Deutsche Märkte geschlossen

AUSBLICK 2020: Anleger müssen sich nach Dax-Sause auf Achterbahnfahrt einstellen

FRANKFURT (dpa-AFX) - Nach dem starken Lauf an Europas Aktienmärkten im Jahr 2019 ist die Luft auch für den deutschen Leitindex Dax dünner geworden. Eine Talfahrt wie 2018 im Sog eskalierender Spannungen zwischen den USA und China halten Experten aber für unwahrscheinlich - trotz zahlreicher Konjunkturrisiken etwa durch den nach wie vor ungelösten Handelskrieg zwischen den USA und China sowie den Brexit. Die Mehrheit sieht sogar abnehmende Rezessionsrisiken. Zudem dürften die Notenbanken im Zweifel mit Billiggeld parat stehen, um der Wirtschaft zu helfen. Im Jahresverlauf könnten aber Wolken über den Börsen auftauchen. Ein großer Unsicherheitsfaktor ist etwa die US-Präsidentschaftswahl.

Für den Dax <DE0008469008> prognostizieren Analysten erst einmal neue Höchststände. Mitte Dezember 2019 hatte sich der Leitindex bereits bis auf weniger als 200 Punkte an sein Rekordhoch von 13 596 Zählern aus dem Januar 2018 herangepirscht, bevor ihn im ruhigen vorweihnachtlichen Handel ein wenig die Kraft verließ. Den Rücksetzer nennt Analyst Martin Utschneider von der Privatbank Donner & Reuschel eine "gesunde kurzfristige Konsolidierung". Aus charttechnischer Sicht "bleibt der Aufwärtsmodus, der sich seit Oktober etabliert hat, davon unberührt", sagte er.

Experte Milan Cutkovic von Axitrader spricht ebenfalls von einem "langfristig intakten Aufwärtstrend" und sieht im Falle eines Rückschlages im Bereich zwischen 12 786 und 12 883 Punkten eine wichtige Unterstützung. Solange der Dax nicht durch diesen Bereich durchsackt, bleibt der positive Trend also bestehen.

Dennoch rechnen Experten im Vergleich zum Bullenjahr 2019 mit seinem satten Plus von mehr als 25 Prozent für 2020 unter dem Strich mit eher mageren Gewinnen. Ein Kursplus im zweistelligen Prozentbereich hat kaum einer auf dem Schirm. Wegen der vielen politischen und wirtschaftlichen Unsicherheiten weltweit könnte es zudem turbulent zugehen. Auf eine gute erste Jahreshälfte könnte eine schwächere zweite folgen, glaubt etwa Marktstratege Mislav Matejka von der Bank JPMorgan.
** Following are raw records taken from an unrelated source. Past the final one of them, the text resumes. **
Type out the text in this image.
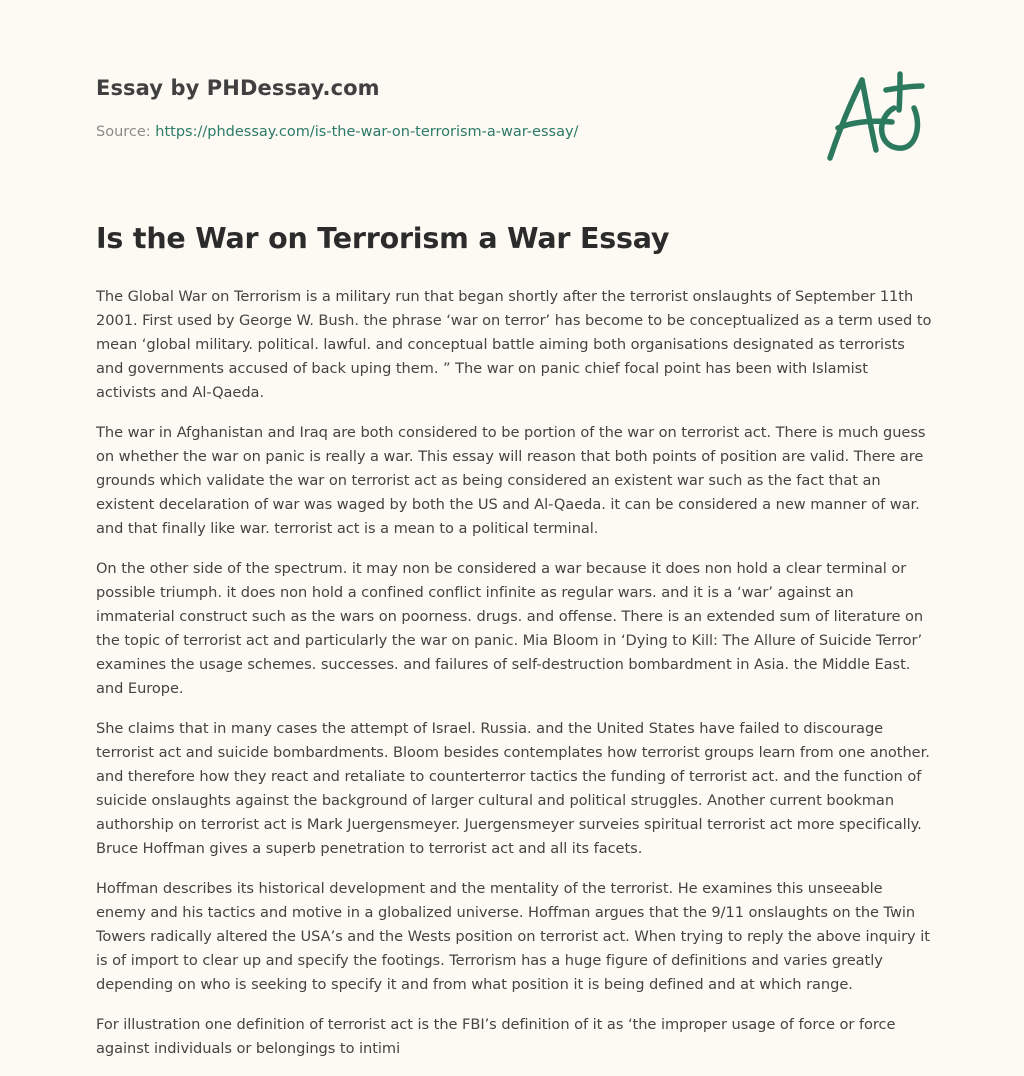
Essay by PHDessay.com
Source: https://phdessay.com/is-the-war-on-terrorism-a-war-essay/
Is the War on Terrorism a War Essay

The Global War on Terrorism is a military run that began shortly after the terrorist onslaughts of September 11th 2001. First used by George W. Bush. the phrase ‘war on terror’ has become to be conceptualized as a term used to mean ‘global military. political. lawful. and conceptual battle aiming both organisations designated as terrorists and governments accused of back uping them. ” The war on panic chief focal point has been with Islamist activists and Al-Qaeda.

The war in Afghanistan and Iraq are both considered to be portion of the war on terrorist act. There is much guess on whether the war on panic is really a war. This essay will reason that both points of position are valid. There are grounds which validate the war on terrorist act as being considered an existent war such as the fact that an existent decelaration of war was waged by both the US and Al-Qaeda. it can be considered a new manner of war. and that finally like war. terrorist act is a mean to a political terminal.

On the other side of the spectrum. it may non be considered a war because it does non hold a clear terminal or possible triumph. it does non hold a confined conflict infinite as regular wars. and it is a ‘war’ against an immaterial construct such as the wars on poorness. drugs. and offense. There is an extended sum of literature on the topic of terrorist act and particularly the war on panic. Mia Bloom in ‘Dying to Kill: The Allure of Suicide Terror’ examines the usage schemes. successes. and failures of self-destruction bombardment in Asia. the Middle East. and Europe.

She claims that in many cases the attempt of Israel. Russia. and the United States have failed to discourage terrorist act and suicide bombardments. Bloom besides contemplates how terrorist groups learn from one another. and therefore how they react and retaliate to counterterror tactics the funding of terrorist act. and the function of suicide onslaughts against the background of larger cultural and political struggles. Another current bookman authorship on terrorist act is Mark Juergensmeyer. Juergensmeyer surveies spiritual terrorist act more specifically. Bruce Hoffman gives a superb penetration to terrorist act and all its facets.

Hoffman describes its historical development and the mentality of the terrorist. He examines this unseeable enemy and his tactics and motive in a globalized universe. Hoffman argues that the 9/11 onslaughts on the Twin Towers radically altered the USA’s and the Wests position on terrorist act. When trying to reply the above inquiry it is of import to clear up and specify the footings. Terrorism has a huge figure of definitions and varies greatly depending on who is seeking to specify it and from what position it is being defined and at which range.

For illustration one definition of terrorist act is the FBI’s definition of it as ‘the improper usage of force or force against individuals or belongings to intimi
Die Hauptrisiken des alten Jahres, der internationale Zollkonflikt und der Brexit, bestehen schließlich fort. Der Teilerfolg im US-chinesischen Handelsstreit und der klare Sieg der Konservativen bei der britischen Parlamentswahl haben die Sorgen zwar gemildert. Die anstehenden weiteren Verhandlungen dürften aber kompliziert und zäh werden.

So bleibt der langfristige Kampf um die globale Vormachtstellung zwischen den USA und China bestehen, wie Stratege Talib Sheikh vom Vermögensverwalter Jupiter Asset Management betont. Zudem geht der britische Premierminister Boris Johnson mit Blick auf den Brexit ins Risiko. Er schließt einen No-Deal-Austritt am 31. Januar 2020 nicht aus. Und er will offenbar eine Verlängerung der Übergangsphase nach dem Brexit, in der bis Ende 2020 zunächst so gut wie alles beim Alten bleibt, gesetzlich ausschließen.
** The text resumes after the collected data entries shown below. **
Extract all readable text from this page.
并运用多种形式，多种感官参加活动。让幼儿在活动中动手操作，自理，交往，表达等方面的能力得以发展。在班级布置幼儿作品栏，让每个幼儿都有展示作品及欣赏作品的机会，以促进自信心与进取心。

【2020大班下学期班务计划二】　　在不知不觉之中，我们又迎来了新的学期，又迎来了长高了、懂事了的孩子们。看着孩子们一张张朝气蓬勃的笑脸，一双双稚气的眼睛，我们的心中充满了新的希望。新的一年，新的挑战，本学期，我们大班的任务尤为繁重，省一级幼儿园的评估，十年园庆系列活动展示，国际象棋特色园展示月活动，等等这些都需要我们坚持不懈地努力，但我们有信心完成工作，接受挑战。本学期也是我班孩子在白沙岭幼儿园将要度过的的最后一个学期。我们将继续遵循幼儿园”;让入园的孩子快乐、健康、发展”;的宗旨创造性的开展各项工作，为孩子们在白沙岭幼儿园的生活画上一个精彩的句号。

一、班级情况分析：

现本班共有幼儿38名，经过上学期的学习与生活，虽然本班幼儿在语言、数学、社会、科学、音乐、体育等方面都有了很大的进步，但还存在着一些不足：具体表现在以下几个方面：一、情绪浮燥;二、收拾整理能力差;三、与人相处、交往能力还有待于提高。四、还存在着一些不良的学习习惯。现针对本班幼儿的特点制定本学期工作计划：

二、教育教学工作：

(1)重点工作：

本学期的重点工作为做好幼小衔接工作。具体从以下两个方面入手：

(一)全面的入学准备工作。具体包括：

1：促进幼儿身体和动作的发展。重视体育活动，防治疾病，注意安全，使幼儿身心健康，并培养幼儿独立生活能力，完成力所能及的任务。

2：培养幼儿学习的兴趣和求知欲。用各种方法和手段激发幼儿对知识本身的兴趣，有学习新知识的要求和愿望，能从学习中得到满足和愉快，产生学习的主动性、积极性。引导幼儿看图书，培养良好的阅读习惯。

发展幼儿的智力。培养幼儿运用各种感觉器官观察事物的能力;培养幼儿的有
Weitere geopolitische Unwägbarkeiten stehen 2020 mit dem US-Präsidentschaftswahlkampf an, der laut JPMorgan Konsumenten, aber auch Unternehmen und Investoren in der weltgrößten Volkswirtschaft in die Passivität zwingen könnte. Ganz nach dem Motto: erst einmal abwarten, wer das Rennen im November macht.

In Deutschland werden vorgezogene Bundestagswahlen nicht ausgeschlossen, während in Italien zwar nur Regionalwahlen anstehen, dafür aber gleich acht. Außerdem gilt die europafreundliche Koalition in Rom als fragil. Neue Parlamentswahlen werden daher auch in der drittgrößten Volkswirtschaft der Eurozone von Marktexperten als potenzielle Gefahr gesehen.

Trotz der zahlreichen Risiken erwarten Volkswirte übereinstimmend eine Aufhellung der wirtschaftlichen Aussichten für die meisten Industrieländer. Und sollten sich die Perspektiven doch eintrüben, dürften die Notenbanken aktiv werden. So hält es der Chefvolkswirt der VP Bank, Thomas Gitzel, für möglich, dass die US-Notenbank Fed der Wirtschaft 2020 mit Leitzinssenkungen unter die Arme greifen muss.

Gleichzeitig hält die Europäische Zentralbank (EZB) an ihrer extrem lockeren Geldpolitik fest. Die neue EZB-Präsidentin Christine Lagarde hat außerdem schon klar gemacht, dass sie von den Regierungen fiskalpolitische Unterstützung erwarte, um die Wirtschaft der Eurozone zu stimulieren. Für Aktieninvestments sind dies trotz aller Risiken in Summe positive Voraussetzungen.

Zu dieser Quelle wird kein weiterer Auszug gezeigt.